Figure 12 - EUR/USD from April 30 to June 6th 2006.
The analysis starts during a ranging market. The A/D indicator will not give clear signals during these times as it relies on trends to show divergence. At first, from May 14th to May 24th there is a bullish divergence. A/D formed a new high but price does not reach a new high. Therefore volume points to buying pressure. Right after, the next couple of price highs are not received with high volume and a bearish divergence forms. Which one should a trader believe?
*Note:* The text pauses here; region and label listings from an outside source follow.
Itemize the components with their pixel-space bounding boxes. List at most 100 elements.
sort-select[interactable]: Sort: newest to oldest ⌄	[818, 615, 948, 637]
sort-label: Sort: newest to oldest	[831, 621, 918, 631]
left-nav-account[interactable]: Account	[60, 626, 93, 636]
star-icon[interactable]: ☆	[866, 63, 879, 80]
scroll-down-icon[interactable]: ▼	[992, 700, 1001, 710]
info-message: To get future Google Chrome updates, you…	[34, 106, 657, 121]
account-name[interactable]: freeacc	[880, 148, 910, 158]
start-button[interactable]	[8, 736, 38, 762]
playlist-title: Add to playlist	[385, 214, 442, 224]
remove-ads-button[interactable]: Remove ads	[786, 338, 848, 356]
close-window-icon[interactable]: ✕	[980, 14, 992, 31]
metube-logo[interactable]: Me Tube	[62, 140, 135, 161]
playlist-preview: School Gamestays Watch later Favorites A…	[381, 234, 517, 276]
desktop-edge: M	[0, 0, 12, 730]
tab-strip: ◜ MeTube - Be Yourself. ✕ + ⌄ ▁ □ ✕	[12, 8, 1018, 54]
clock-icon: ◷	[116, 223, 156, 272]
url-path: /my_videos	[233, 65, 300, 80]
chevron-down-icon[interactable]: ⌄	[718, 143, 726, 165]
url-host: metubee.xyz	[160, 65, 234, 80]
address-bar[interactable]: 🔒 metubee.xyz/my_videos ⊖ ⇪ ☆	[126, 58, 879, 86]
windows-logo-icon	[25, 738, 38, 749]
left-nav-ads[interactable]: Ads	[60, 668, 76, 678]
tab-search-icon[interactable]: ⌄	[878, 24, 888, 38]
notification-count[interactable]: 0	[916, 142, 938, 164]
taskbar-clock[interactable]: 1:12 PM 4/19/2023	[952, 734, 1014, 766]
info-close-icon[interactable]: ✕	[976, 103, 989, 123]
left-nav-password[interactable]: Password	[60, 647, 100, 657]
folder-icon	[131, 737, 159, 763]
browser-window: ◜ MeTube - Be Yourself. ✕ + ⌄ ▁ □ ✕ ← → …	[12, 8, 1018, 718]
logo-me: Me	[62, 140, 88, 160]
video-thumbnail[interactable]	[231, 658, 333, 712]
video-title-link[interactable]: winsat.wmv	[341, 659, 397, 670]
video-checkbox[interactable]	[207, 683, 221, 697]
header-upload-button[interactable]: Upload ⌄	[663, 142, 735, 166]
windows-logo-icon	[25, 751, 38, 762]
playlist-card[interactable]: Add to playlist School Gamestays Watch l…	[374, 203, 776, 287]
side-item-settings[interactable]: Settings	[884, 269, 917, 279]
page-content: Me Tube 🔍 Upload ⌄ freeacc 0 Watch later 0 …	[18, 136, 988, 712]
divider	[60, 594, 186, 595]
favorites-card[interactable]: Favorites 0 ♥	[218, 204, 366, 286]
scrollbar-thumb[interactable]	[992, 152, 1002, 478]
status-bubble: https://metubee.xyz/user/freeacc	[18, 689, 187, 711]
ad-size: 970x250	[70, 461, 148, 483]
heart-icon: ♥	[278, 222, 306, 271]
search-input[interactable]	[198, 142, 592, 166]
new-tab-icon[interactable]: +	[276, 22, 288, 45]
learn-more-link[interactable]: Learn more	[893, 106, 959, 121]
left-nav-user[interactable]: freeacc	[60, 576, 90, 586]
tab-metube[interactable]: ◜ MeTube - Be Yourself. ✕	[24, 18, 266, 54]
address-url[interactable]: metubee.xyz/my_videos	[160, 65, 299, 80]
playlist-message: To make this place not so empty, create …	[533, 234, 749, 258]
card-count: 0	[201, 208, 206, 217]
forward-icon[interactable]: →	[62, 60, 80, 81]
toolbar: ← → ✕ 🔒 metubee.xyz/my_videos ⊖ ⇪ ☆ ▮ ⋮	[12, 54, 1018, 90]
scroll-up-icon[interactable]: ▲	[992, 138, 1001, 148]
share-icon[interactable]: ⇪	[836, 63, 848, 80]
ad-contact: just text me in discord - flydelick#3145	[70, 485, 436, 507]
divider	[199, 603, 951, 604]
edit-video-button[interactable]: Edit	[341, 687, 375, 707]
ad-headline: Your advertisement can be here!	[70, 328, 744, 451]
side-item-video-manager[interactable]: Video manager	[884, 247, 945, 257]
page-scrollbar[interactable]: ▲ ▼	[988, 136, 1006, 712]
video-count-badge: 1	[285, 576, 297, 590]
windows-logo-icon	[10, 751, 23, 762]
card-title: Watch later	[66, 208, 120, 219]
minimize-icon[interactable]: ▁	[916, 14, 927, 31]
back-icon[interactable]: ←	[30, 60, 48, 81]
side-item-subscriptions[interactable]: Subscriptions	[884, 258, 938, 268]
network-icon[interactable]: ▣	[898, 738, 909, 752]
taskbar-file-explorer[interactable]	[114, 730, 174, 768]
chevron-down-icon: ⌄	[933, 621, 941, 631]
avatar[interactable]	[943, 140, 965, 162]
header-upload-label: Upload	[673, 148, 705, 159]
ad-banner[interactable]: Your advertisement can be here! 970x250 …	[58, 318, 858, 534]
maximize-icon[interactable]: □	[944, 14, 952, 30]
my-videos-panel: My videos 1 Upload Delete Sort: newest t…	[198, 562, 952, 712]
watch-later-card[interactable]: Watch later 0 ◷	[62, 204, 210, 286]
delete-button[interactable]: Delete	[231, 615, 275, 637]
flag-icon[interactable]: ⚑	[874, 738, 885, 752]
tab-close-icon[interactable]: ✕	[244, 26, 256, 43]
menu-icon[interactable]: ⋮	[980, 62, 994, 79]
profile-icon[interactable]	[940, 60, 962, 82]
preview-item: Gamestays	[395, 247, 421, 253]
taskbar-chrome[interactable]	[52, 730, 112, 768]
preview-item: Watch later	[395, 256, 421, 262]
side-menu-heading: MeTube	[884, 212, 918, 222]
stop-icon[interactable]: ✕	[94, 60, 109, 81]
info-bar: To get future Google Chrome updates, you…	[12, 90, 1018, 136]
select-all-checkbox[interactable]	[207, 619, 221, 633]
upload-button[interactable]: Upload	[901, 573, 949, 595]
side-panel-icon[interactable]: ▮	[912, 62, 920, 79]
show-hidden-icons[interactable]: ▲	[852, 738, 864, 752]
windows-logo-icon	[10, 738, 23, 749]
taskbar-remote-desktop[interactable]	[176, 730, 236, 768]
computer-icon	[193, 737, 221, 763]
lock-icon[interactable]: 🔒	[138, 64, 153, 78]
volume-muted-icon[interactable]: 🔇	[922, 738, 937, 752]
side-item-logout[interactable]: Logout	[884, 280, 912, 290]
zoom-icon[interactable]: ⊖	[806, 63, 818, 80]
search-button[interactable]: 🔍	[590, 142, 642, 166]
If the pair stays in a ranging market the second divergence might not have been very useful either.
A look at fundamentals helps here as speculation the FED will stop raising rates or keep going after 5% creates uncertainty. After three weeks of up and down price movement, the bearish divergence sets up a situation that if fundamentals lean towards USD, it will gain. At this point, A/D shows selling pressure. What happens? High inflation numbers come out in US and the relatively new FED chairmen very plainly says that this is an unwelcome sign and points to another raise to 5.25%. The “divergence set up” plus this bit of fundamental news quiets the uncertainty around the next raise. What happens to the price of the EUR/USD?
Figure 13 - EUR/USD from May 17th to June 23rd 2006.
The pair succumbs to the selling pressure present in the second, bearish divergence. In one week there is a drop of 300 pips!